I tried your example Dockerfile now and I was clearly wrong about build containers not using the same /tmp folder which is interesting sicne there is no mounted tmp so I guess the content is copied from container to container, but it worked on macOS (Docker Desktop) and Linux. Both Docker versions were 23.0.1.
Even if the tmp folder is kept it should not break any instruction.
I agree with you that something in /tmp should not break the build process.
My best guess that ssh-agent is setting up a process that survives reboot and that this interferes with the build. Deleting the folder out of /tmp breaks whatever ssh-agent was trying to do and so works as a hack solution to this problem.
A better approach would be for me to figure out what ssh-agent is doing well enough to stop it from setting itself up to do something after a reboot. I only need it for a one-off execution during build.
I have used the same Dockerfile that you shared and it worked perfectly for me.
For me it seems like you had a non-printable character in the Dockerfile which caused problem only when it was the last before the next RUN instruction. Since the error message was “invalid argument” and it started with “failed to sovle” which is what Docker throws when it can’t find a file (sometimes the Dockerfile) it is not likely to be caused by a file inside a container.

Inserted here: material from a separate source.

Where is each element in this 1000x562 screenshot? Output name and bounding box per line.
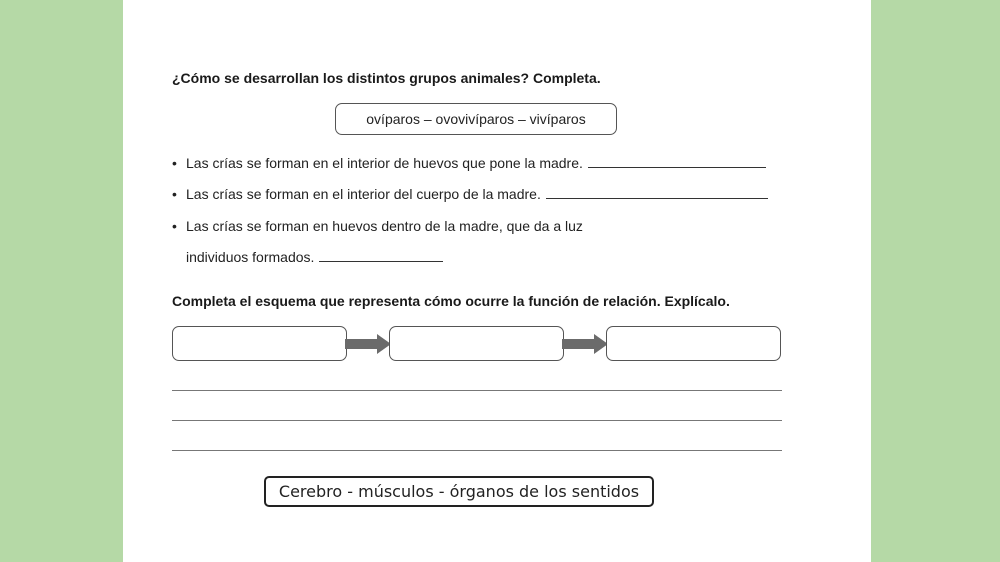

Try to change this instruction
RUN ssh-agent sh -c 'uname -a' && \
uname -a && \
rm -rf /tmp/ssh-*
to this
RUN ssh-agent sh -c 'uname -a' && \
uname -a && \
whoami
Since the container is not “booting” and only one process starts in each build layer without the processess that ran in previous layers, ssh agent could hardly cause the issue unless there is something going on that I have never heard of, which wouldn’t be a miracle and I almost hope it is the case so I could learn something new. However, if ssh agent was the reason, I think I should have get the same error.
I tried building the image on a new docker installation running the default overlay2 storage driver.
The build succeeded.
When I switched the storage driver to the old overlay and restarted docker, the build failed.
I switched back to overlay2, restarted docker, and the build succeeded. I was careful to remove any residual containers and images before each attempt.
So it would seem to be some issue with the overlay driver. When I have a chance I plan on migrating the older system where I was working and first had problems to overlay2.